Boston's season is defined by a single structural failure: a 23rd-ranked penalty kill that has surrendered 64 goals against 278 opportunities, negating an otherwise balanced profile. The Bruins rank 12th in scoring and 13th in goals against at 5v5, but their special teams disparity—9th on the power play versus 23rd penalty killing—creates a net disadvantage that has cost them at least 8–10 standings points. This weakness is magnified by their 16–16–9 road record, where defensive lapses compound into losses they cannot recover from at home.
Boston's 2W–3L record over the last five games is driven by offensive collapse (1.8 goals scored) and defensive deterioration (3.2 goals conceded), producing a combined -1.4-goal swing from season averages. The team is declining in both directions simultaneously, with no compensating strength to arrest the slide. If this trend persists through the final stretch, their 8th-place standing becomes vulnerable to teams within 4–6 points behind them, and home-ice advantage in Round 1 is no longer guaranteed.

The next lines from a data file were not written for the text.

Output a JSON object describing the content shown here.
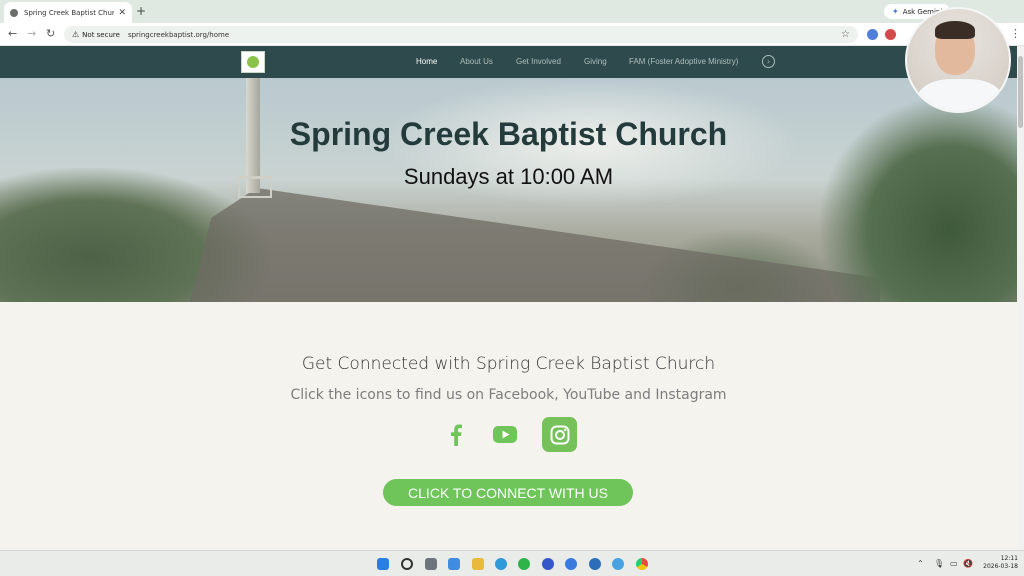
{
  "browser": {
    "tab_title": "Spring Creek Baptist Church | H",
    "tab_close": "✕",
    "new_tab": "+",
    "ask_gemini": "Ask Gemini",
    "security_label": "Not secure",
    "url": "springcreekbaptist.org/home",
    "icons": {
      "back": "arrow-left-icon",
      "forward": "arrow-right-icon",
      "reload": "reload-icon",
      "bookmark": "star-icon",
      "menu": "kebab-menu-icon"
    }
  },
  "site_nav": {
    "items": [
      {
        "label": "Home",
        "active": true
      },
      {
        "label": "About Us",
        "active": false
      },
      {
        "label": "Get Involved",
        "active": false
      },
      {
        "label": "Giving",
        "active": false
      },
      {
        "label": "FAM (Foster Adoptive Ministry)",
        "active": false
      }
    ],
    "more_glyph": "›"
  },
  "hero": {
    "title": "Spring Creek Baptist Church",
    "subtitle": "Sundays at 10:00 AM"
  },
  "connect": {
    "heading": "Get Connected with Spring Creek Baptist Church",
    "subheading": "Click the icons to find us on Facebook, YouTube and Instagram",
    "cta_label": "CLICK TO CONNECT WITH US"
  },
  "colors": {
    "nav_bg": "#2f4a4c",
    "accent_green": "#6fc55a",
    "title_color": "#243b3c"
  },
  "taskbar": {
    "time": "12:11",
    "date": "2026-03-18"
  }
}
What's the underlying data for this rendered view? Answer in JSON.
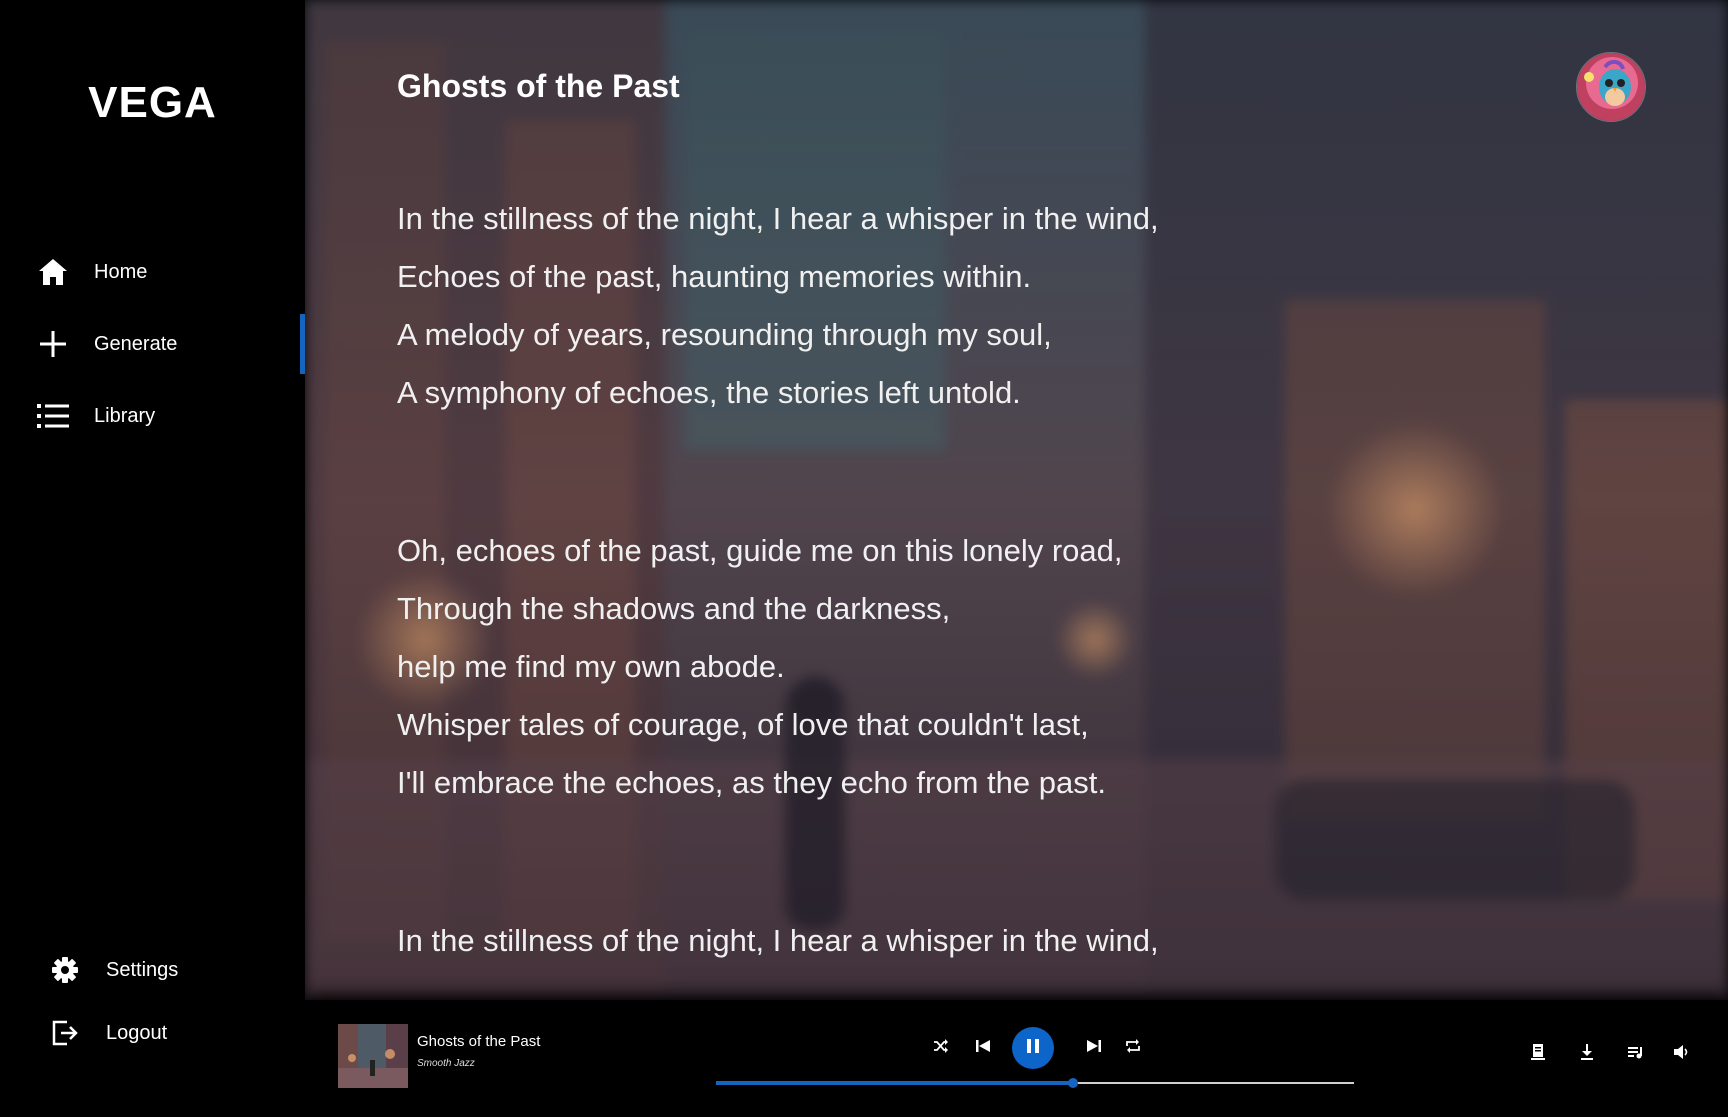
{
  "app": {
    "brand": "VEGA",
    "accent": "#1565c0"
  },
  "sidebar": {
    "items": [
      {
        "label": "Home",
        "icon": "home-icon"
      },
      {
        "label": "Generate",
        "icon": "plus-icon",
        "active": true
      },
      {
        "label": "Library",
        "icon": "list-icon"
      }
    ],
    "bottom": [
      {
        "label": "Settings",
        "icon": "gear-icon"
      },
      {
        "label": "Logout",
        "icon": "logout-icon"
      }
    ]
  },
  "song": {
    "title": "Ghosts of the Past",
    "stanzas": [
      [
        "In the stillness of the night, I hear a whisper in the wind,",
        "Echoes of the past, haunting memories within.",
        "A melody of years, resounding through my soul,",
        "A symphony of echoes, the stories left untold."
      ],
      [
        "Oh, echoes of the past, guide me on this lonely road,",
        "Through the shadows and the darkness,",
        "help me find my own abode.",
        "Whisper tales of courage, of love that couldn't last,",
        "I'll embrace the echoes, as they echo from the past."
      ],
      [
        "In the stillness of the night, I hear a whisper in the wind,"
      ]
    ]
  },
  "player": {
    "title": "Ghosts of the Past",
    "genre": "Smooth Jazz",
    "progress": 0.56,
    "controls": [
      "shuffle-icon",
      "previous-icon",
      "pause-icon",
      "next-icon",
      "repeat-icon"
    ],
    "right_controls": [
      "lyrics-icon",
      "download-icon",
      "queue-icon",
      "volume-icon"
    ]
  }
}
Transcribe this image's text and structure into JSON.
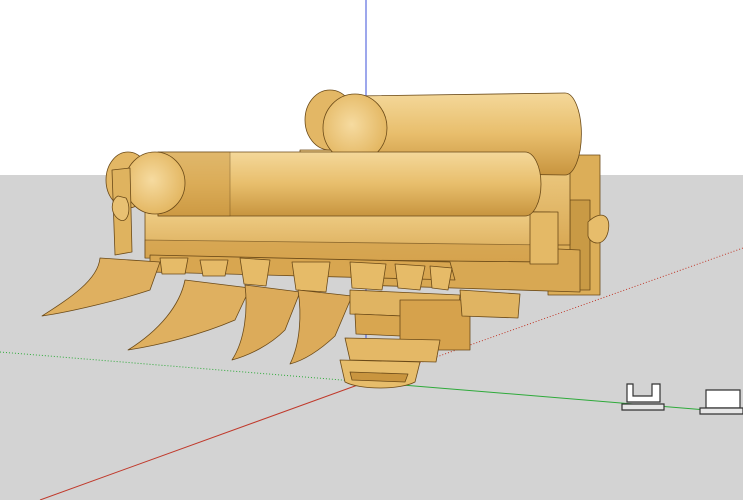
{
  "viewport": {
    "sky_color": "#ffffff",
    "ground_color": "#d3d3d3"
  },
  "axes": {
    "red_axis_color": "#c0392b",
    "green_axis_color": "#2eaa3a",
    "blue_axis_color": "#3b4fd8"
  },
  "model": {
    "wood_light": "#edc777",
    "wood_mid": "#ddb05b",
    "wood_dark": "#b98634",
    "wood_edge": "#6b4a18"
  },
  "scale_figures": {
    "count": 2,
    "fill": "#ffffff",
    "stroke": "#333333"
  }
}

Scoring has dropped noticeably over the last 5 games — a 1.4 goal/game decline vs the previous 5 aligns with the recent dip in results.
Pattern: 2 of the last 5 losses have been by 3+ goals — suggesting difficulty recovering from early deficits rather than close, competitive games.
3rd period is simultaneously their most active — high-tempo play creates both chances scored and chances conceded.
Jeremy Swayman posts a .906 save percentage and 2.91 GAA, both below NHL starter thresholds and insufficient to mask Boston's penalty-kill collapse. His recent 2-win performance in the last five games cannot offset the 3.2 goals conceded per game in that span, indicating either defensive breakdowns in front of him or declining form at a critical juncture. Without elite goaltending to stabilize results, Boston's defensive structure must improve immediately or playoff seeding will erode.